How you can finally stop annoying spam calls

Darvin Nelson, General Assignment Reporter

Does “we’ve been trying to contact you regarding your car’s extended warranty” sound familiar to you? Spam calls have been a nuisance to people for a long time, begging the question: How do they get your number in the first place, and how can I get them to stop calling it? 

One way to try to stop getting unwanted calls is to register your number in the National Do Not Call Registry for free here. The Federal Trade Commission (FTC) created the registry, which never expires, as a do-not-call list for telemarketers. But the FTC doesn’t block calls and can’t stop spam callers that just dismiss the registry.

Many mobile phones have call-blocking features, allowing people to stop unwanted calls. For instance, on iPhones, in the phone settings, you can choose to silence unknown callers. Some carriers even have a “Silence Junk Callers” feature that silences calls that your carrier sees as potential spam or fraud. Keep in mind that some of these features can block legitimate calls too. 

A common thing people do on mobile phones is labeling a spam call as “spam likely” so that the next time the number calls, they can choose not to answer the phone.

Photo by Dan Dennis on Unsplash.

Home phones and landlines used to be the only victims of scam, robot and telemarketing calls, according to the Daily Advertiser. They also reported that the most common way for telemarketers to get your information is to purchase it from one of the hundreds of third-party data providers.

Organizations get our data from things like online purchases, pizza orders, and other places where contact information is exchanged. It can be scary to think about how much information companies may have about us, and we could be completely oblivious to it.

Phone numbers that begin with “800,” “888,” and “900” are a big way telemarketers obtain your phone number because those numbers may put your number in a system called ‘Automatic Number Identification’ or ANI, according to the Daily Advertiser.

“ANI uses equipment that automatically identifies and stores the number from which you are dialing,” the Daily Advertiser reported. “By matching your phone number with other computerized lists and street address directories, your name and address can often be discovered and added to marketers’ databases then possibly to other marketers.”
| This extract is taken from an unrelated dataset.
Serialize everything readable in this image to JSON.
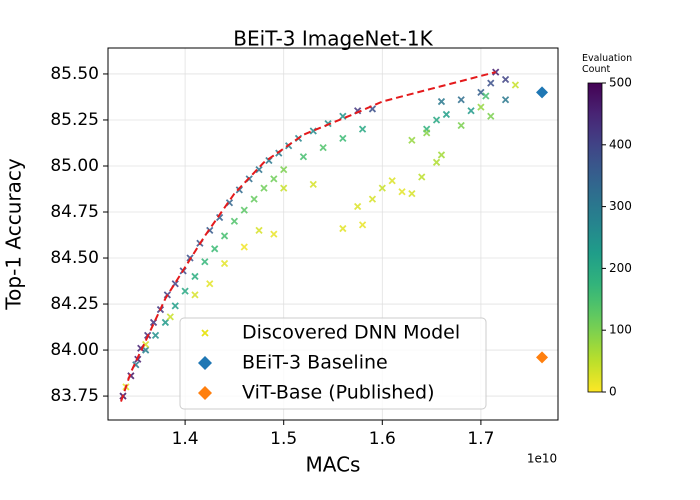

Photo by Alex Green via Pexels.

The Federal Communications Commission (FCC) stated online that they are doing what they can and “cracking down” on these illegal calls. Issuing hundreds of millions of dollars in actions against illegal robocallers, getting phone companies to block illegal or unwanted calls by default and making phone companies implement caller ID authentication to reduce spoofing (when a caller disguises their caller ID) are some of the FCC’s initiatives.

Here are some other tips on how to prevent more spam calls:

  • Avoid listing your phone number online.
  • Let unknown numbers go to voicemail unless you’re expecting an important call from an unsaved number.
  • Explore apps that can screen and block spam calls for you.
  • Ask your phone company about any call-blocking information or aid.
  • If you do answer an unknown caller, do not give any personal information, especially your social security number, bank account information, passwords, etc.

Whenever you get a spam call, you can also report it to the FTC here, where they will ask you for details about the call.

This issue sheds light on the larger matter of the consumer-advertiser dynamic because the problem isn’t just spam calls. Spam emails and junk mail are also examples of what some would say unwanted marketing. 

It seems that as the world progresses digitally, people may become more vulnerable to unwanted marketing tactics as well as scamming efforts that wish to exploit their personal information. 

Hopefully, by raising awareness and spreading information, people can help prevent these inconveniences.